Ketika akan memotret ini saya diklakson terus oleh sepeda motor dan mobil dari belakang. Akhirnya foto layak bisa saya dapatkan ketika ada jeda, tak sampai setengah menit saat lalu lintas agak lengang. Maklum jam berangkat kerja.
Tadi pagi, saat kami sarapan bubur ayam, istri saya gelisah karena seorang ibu turun dari motornya, yang dia parkir di badan jalan, untuk membeli bubur. Anak lelakinya, sekitar lima tahun, tengkurap di atas jok motor. Ada risiko motor terguling atau tersenggol kendaraan lain.
Pemandangan biasa, kata Anda. Orang maunya parkir tepat di depan penjual kalau perlu tak usah turun. Pengendara mobil pun ada yang begitu. Mereka itu maunya tak usah parkir menjauh lalu jalan kaki. Bahwa jalannya sempit, selalu ada kilah semacam, “Justru sudah tahu sempit ya mesti toleran dong sama orang yang repot markir.”
Dalam kasus tadi pagi, sebenarnya ada tempat parkir di halaman di balik pagar. Dibolehkan karena bubur ayam dan nasi kuning hanya buka pagi. Sila lihat foto.
Karena bertambah tua dan enggan cekcok, kami tak menegur ibu itu. Kami bosan dengan alasan, “Halah cuma bentar aja kok.” Setelah ibu itu pergi, istri saya menegur penjual bubur ayam agar lain kali mengingatkan pembeli yang parkir ngawur apalagi membahayakan anak.
Saya sih tak memarkir apa pun karena kami berjalan kaki. Kami ke sana baru pertama kali, untuk mencoba. Misalnya pun membawa mobil, saya cenderung menghindari tempat yang parkirnya merepotkan pengguna jalan. Opsi lain ya parkir di tempat lain, misalnya halaman minimarket, lalu berjalan kaki.
Bahkan dulu kalau kaveling parkir on-street kedai penuh, dan petugas valet menyilangkan kedua lengan, saya memilih batal masuk. Atau kalau sudah tahu parkiran terbatas, ya saya naik ojek — dari lokasi parkir di tempat lain — karena ada janji atau pertemuan.
Dalam sebuah obrolan santai saya pernah curhat kepada seorang pemuka agama kenapa soal adab dan kesalehan sosial di jalan raya tampaknya kurang dipedulikan umat. Beliau hanya menarik napas lalu tersenyum, menatap saya dengan lembut.
Ketika menuliskan ini saya pun bercermin. Kalau saya tak suka perampasan trotoar maupun bahu jalan untuk berjualan, kenapa saya membeli di sana juga?

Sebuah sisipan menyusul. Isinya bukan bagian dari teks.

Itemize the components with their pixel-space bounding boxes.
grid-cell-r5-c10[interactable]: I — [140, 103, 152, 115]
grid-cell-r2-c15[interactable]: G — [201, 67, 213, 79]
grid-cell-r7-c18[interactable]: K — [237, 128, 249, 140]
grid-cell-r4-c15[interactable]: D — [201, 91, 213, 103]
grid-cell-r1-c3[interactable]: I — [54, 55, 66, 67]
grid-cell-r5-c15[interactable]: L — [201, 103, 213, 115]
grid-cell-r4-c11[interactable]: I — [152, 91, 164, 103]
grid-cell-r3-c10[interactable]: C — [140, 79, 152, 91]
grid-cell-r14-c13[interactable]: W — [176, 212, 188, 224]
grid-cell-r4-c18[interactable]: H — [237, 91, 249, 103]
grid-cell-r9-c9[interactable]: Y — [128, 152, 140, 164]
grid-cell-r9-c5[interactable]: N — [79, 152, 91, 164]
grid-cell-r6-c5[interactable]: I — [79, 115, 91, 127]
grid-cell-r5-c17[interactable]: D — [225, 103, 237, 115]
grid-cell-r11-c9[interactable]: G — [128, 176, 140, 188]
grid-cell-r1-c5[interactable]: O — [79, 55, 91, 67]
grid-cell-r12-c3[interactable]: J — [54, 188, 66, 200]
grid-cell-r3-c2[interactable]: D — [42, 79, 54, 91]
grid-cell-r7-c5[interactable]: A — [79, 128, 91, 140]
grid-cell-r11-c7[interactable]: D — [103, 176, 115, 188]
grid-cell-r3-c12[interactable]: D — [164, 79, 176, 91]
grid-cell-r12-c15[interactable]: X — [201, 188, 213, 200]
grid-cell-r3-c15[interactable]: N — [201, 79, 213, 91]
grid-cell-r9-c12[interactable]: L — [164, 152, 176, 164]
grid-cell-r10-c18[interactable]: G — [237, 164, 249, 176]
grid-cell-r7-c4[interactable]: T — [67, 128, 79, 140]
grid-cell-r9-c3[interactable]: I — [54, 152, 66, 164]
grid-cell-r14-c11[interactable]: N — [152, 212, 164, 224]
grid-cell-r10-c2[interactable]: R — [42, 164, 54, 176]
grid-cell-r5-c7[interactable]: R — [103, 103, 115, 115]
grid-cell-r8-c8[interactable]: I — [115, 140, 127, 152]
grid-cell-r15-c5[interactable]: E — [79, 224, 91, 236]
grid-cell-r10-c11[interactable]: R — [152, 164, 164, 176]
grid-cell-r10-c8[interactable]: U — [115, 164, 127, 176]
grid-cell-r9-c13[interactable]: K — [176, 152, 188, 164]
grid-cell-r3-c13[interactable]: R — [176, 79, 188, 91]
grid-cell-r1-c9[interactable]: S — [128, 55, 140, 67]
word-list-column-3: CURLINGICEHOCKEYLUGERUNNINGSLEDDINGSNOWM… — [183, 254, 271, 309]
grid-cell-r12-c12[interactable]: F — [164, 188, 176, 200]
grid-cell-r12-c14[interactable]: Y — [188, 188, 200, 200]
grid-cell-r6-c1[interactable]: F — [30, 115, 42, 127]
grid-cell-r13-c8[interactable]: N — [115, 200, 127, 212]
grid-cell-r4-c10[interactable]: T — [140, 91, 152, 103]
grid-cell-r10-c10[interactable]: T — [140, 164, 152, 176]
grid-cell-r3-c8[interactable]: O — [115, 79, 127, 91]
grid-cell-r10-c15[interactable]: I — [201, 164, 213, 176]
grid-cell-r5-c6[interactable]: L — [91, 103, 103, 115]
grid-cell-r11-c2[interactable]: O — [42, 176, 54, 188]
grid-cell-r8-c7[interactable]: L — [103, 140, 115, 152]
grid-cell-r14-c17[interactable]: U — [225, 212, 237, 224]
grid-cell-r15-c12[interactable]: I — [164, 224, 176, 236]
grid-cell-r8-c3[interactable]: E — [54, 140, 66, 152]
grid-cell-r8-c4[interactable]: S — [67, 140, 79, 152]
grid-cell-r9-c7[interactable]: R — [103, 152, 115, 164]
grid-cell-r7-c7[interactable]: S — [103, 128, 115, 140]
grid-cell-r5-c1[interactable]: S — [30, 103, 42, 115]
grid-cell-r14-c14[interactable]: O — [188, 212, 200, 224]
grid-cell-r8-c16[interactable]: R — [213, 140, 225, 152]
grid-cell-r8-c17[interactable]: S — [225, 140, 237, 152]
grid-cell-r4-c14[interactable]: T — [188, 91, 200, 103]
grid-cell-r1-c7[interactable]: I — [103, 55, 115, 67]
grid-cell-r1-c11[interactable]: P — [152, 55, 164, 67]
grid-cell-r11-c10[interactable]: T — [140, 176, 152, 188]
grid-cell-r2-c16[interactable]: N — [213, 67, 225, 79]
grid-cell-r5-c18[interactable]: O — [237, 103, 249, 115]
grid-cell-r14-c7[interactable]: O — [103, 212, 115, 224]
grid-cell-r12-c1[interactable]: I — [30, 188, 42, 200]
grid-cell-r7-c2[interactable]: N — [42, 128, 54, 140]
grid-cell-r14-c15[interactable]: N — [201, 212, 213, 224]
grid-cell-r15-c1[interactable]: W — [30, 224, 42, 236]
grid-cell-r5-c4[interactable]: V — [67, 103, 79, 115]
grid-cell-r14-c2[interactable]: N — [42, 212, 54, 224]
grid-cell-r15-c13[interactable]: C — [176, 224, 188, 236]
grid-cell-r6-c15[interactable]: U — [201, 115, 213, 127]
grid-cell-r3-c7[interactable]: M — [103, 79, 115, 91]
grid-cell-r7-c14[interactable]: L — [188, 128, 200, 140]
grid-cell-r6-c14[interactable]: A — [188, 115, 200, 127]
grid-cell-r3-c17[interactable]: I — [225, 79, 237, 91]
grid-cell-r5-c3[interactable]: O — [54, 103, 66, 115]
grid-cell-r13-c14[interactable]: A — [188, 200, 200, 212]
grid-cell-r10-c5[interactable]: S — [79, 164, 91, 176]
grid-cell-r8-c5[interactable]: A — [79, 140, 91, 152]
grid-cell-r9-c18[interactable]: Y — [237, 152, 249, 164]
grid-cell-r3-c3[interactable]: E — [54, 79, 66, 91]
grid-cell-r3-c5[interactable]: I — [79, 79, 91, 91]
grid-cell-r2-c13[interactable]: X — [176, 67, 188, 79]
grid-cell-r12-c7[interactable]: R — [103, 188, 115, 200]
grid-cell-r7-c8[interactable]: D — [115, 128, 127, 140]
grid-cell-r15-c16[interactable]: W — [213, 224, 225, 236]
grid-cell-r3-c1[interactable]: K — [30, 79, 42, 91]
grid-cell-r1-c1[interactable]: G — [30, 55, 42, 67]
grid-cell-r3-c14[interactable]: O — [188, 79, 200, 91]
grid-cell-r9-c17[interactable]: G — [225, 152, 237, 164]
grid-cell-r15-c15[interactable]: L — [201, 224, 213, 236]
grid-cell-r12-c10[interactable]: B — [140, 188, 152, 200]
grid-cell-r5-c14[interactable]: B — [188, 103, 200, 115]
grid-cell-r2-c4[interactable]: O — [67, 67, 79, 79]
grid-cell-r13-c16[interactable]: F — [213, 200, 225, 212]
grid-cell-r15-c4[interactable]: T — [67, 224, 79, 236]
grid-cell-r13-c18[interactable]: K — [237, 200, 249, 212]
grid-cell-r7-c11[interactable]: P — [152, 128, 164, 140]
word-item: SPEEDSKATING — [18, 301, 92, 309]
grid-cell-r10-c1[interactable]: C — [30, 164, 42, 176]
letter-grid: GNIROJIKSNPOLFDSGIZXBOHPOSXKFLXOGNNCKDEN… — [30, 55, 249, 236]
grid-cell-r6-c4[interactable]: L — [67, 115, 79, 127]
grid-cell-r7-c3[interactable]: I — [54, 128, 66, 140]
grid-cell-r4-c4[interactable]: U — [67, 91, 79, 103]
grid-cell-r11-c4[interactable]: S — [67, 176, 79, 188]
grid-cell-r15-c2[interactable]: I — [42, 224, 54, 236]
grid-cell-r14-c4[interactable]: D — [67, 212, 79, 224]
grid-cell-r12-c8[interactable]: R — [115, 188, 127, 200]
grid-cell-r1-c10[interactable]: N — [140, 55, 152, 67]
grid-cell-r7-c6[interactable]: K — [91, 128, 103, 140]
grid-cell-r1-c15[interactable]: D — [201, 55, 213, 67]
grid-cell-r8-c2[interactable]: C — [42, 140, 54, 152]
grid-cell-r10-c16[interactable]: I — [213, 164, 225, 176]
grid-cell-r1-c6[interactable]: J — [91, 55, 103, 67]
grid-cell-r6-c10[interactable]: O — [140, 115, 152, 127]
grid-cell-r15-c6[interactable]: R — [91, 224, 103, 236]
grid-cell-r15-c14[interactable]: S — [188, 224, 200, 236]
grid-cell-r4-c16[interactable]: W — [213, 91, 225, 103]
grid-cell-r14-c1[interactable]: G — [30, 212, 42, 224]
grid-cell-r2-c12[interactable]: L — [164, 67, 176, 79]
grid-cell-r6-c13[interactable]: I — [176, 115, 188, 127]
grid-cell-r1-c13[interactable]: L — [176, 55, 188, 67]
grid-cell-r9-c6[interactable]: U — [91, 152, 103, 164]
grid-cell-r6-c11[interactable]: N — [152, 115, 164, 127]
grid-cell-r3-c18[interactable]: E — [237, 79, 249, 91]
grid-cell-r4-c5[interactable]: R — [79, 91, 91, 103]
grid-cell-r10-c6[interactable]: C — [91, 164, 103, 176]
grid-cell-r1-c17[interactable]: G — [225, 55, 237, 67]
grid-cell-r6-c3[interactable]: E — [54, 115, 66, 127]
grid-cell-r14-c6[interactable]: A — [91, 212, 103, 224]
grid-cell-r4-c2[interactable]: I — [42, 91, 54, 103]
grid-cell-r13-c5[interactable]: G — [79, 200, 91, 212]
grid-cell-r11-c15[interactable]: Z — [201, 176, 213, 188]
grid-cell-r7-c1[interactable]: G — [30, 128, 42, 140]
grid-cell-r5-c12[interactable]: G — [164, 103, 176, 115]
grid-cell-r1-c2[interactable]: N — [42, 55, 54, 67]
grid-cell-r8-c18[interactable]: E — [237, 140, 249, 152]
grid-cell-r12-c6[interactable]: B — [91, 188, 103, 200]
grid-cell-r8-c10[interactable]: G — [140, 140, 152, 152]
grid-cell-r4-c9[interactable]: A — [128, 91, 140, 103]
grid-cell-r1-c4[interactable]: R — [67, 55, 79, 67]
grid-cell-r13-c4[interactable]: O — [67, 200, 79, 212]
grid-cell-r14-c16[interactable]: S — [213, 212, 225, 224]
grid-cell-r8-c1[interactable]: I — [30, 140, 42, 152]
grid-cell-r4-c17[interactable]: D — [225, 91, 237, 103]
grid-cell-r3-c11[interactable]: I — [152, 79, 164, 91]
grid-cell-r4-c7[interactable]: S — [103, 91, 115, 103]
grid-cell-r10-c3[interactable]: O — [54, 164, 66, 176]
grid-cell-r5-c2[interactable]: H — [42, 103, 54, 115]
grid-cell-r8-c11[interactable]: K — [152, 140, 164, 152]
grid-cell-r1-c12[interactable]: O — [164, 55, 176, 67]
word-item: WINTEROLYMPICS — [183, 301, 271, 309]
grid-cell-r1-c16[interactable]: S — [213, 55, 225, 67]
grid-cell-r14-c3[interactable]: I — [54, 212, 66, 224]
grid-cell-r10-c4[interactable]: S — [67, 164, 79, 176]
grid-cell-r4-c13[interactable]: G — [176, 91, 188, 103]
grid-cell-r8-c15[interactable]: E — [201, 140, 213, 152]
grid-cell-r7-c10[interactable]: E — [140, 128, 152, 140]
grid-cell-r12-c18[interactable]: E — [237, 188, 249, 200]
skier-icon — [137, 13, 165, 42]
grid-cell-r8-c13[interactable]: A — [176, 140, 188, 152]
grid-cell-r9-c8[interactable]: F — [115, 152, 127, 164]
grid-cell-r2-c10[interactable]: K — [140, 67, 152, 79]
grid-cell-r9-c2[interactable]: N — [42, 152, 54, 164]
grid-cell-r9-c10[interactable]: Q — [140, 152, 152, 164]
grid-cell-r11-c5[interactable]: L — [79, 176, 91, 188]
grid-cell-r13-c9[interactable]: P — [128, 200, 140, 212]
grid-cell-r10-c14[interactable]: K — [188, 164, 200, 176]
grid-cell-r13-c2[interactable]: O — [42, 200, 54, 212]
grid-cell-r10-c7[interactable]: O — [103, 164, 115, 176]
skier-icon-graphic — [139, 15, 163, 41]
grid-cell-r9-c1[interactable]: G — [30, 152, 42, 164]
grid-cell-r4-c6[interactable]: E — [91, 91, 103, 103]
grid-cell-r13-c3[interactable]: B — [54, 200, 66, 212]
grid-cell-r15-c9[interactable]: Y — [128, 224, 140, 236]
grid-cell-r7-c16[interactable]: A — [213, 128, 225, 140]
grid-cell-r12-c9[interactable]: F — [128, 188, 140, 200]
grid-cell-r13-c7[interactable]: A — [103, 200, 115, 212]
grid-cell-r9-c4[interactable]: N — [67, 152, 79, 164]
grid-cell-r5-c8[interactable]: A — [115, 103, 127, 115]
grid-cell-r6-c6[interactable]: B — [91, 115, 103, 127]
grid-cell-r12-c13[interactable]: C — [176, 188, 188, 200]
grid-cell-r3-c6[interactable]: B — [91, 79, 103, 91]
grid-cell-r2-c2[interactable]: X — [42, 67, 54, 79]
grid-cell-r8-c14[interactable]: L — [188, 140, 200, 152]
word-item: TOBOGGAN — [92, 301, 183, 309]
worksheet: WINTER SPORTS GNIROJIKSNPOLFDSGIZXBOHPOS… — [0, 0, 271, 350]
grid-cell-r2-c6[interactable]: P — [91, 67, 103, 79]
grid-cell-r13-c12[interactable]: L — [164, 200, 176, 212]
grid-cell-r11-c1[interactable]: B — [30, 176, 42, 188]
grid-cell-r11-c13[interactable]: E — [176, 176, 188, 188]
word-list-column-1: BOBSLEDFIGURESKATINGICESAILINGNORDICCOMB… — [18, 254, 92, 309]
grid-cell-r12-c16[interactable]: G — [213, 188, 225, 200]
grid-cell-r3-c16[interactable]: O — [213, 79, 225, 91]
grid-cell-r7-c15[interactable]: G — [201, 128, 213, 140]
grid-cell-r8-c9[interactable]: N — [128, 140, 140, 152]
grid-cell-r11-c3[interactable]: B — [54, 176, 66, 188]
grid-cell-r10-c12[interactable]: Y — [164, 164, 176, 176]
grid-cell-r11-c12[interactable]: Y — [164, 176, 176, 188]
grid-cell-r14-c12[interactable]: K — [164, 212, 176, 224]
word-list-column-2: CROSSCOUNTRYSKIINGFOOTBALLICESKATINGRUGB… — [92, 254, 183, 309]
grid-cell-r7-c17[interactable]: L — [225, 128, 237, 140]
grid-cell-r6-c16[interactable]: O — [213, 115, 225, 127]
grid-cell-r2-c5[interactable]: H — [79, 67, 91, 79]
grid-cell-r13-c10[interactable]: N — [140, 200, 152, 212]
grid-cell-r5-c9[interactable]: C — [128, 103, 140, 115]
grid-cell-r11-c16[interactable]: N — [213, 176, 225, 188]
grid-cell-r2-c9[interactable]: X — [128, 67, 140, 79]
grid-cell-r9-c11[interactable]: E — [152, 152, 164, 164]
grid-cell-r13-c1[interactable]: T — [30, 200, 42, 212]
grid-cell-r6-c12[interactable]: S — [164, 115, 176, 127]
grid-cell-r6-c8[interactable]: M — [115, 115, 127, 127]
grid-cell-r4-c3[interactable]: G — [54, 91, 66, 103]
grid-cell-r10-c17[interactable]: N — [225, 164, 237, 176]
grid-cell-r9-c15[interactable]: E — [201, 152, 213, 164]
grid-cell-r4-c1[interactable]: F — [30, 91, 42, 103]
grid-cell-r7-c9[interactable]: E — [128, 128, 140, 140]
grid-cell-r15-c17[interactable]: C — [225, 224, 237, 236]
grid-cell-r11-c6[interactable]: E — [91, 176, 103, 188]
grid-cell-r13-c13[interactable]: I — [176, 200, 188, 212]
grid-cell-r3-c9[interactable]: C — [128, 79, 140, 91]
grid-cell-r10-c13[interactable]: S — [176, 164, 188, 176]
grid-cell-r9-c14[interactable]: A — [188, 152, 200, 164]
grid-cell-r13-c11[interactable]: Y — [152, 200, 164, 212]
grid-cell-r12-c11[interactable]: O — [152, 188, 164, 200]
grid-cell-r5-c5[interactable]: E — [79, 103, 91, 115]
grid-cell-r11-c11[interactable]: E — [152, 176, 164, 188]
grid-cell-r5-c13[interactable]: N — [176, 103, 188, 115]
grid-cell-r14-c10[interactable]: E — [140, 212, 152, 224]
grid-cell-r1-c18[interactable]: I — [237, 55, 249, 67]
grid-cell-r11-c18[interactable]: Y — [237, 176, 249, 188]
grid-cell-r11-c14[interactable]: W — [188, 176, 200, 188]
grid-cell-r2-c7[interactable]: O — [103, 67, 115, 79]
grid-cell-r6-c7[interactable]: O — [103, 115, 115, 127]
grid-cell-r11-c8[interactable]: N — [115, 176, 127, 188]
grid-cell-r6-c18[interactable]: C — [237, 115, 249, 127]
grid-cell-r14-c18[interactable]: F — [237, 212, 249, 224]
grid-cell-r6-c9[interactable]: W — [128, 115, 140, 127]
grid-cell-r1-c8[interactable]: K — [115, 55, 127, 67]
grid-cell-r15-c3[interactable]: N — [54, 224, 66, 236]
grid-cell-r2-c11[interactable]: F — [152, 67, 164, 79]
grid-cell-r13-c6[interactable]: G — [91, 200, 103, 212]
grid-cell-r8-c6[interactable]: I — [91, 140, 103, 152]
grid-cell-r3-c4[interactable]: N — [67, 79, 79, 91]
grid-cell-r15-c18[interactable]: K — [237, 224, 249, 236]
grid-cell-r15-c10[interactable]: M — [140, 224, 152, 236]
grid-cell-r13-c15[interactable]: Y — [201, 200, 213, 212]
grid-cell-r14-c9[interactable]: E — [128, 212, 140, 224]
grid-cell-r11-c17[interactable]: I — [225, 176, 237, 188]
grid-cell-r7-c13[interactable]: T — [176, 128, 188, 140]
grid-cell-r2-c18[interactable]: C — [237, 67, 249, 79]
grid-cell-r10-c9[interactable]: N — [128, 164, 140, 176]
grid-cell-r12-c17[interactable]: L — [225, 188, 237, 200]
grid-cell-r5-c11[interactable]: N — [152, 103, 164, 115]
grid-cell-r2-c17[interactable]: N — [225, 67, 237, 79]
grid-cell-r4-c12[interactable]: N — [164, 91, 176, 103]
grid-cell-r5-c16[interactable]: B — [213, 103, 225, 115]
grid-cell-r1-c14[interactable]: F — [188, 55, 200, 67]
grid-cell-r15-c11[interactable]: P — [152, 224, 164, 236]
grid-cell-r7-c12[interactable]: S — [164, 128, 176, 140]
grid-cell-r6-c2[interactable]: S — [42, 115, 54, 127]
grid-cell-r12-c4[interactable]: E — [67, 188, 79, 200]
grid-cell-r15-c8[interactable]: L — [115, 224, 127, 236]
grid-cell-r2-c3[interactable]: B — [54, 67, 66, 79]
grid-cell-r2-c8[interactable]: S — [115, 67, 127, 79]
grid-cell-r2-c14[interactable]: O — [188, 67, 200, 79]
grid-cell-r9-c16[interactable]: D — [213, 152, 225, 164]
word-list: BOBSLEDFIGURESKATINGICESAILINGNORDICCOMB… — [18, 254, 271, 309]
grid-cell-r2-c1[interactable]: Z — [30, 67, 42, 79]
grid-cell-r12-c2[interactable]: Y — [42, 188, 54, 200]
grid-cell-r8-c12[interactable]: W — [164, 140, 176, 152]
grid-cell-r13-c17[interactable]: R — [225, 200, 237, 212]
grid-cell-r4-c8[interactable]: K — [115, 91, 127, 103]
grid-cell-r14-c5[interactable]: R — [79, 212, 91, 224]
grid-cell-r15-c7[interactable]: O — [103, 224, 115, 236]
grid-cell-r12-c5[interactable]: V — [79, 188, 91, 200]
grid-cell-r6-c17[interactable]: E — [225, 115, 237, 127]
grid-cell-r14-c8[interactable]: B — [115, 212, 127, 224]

Saya adalah bagian dari akhlak dan kesalehan sosial masyarakat. Saya selalu punya pembenar, misalnya karena pemkot tak menegakkan aturan maka saya pun ikut menikmati. Apalagi dalam kampanye pilkada tak pernah ada janji membersihkan jalan dari kesemrawutan tata guna ruang termasuk oleh PKL.
Saya tak beda dari orang lain.
Oh, Indonesia! Entah bagaimana nanti ibu kota baru.
6 Comments
Sy pernah ngobrol sm bapak” muda yg pegang bayinya pakai tangan kiri duduk di depan dia naik motor … eh, dia minta maaf, padahal sy bukan kakek bayi itu, hahaha
😇👍🌹
Belum jadi Aki Deddy kan? Masih Daddy Deddy Dandy.
Aih …. syudaaaaaaaah, sy su aki”, tp ga naek montor cucu na hahaha
Oh sudah aki. Selamat ! 🙏👍
Seorang ibu yang ndembik alias ceroboh.
Yah sejak dulu saya sering menjumpai ginian. Yang paling simpel, seorang ibu atau pengasuh menggandeng anak kecil, si anak di sisi jalan, seolah melindungi yang dewasa.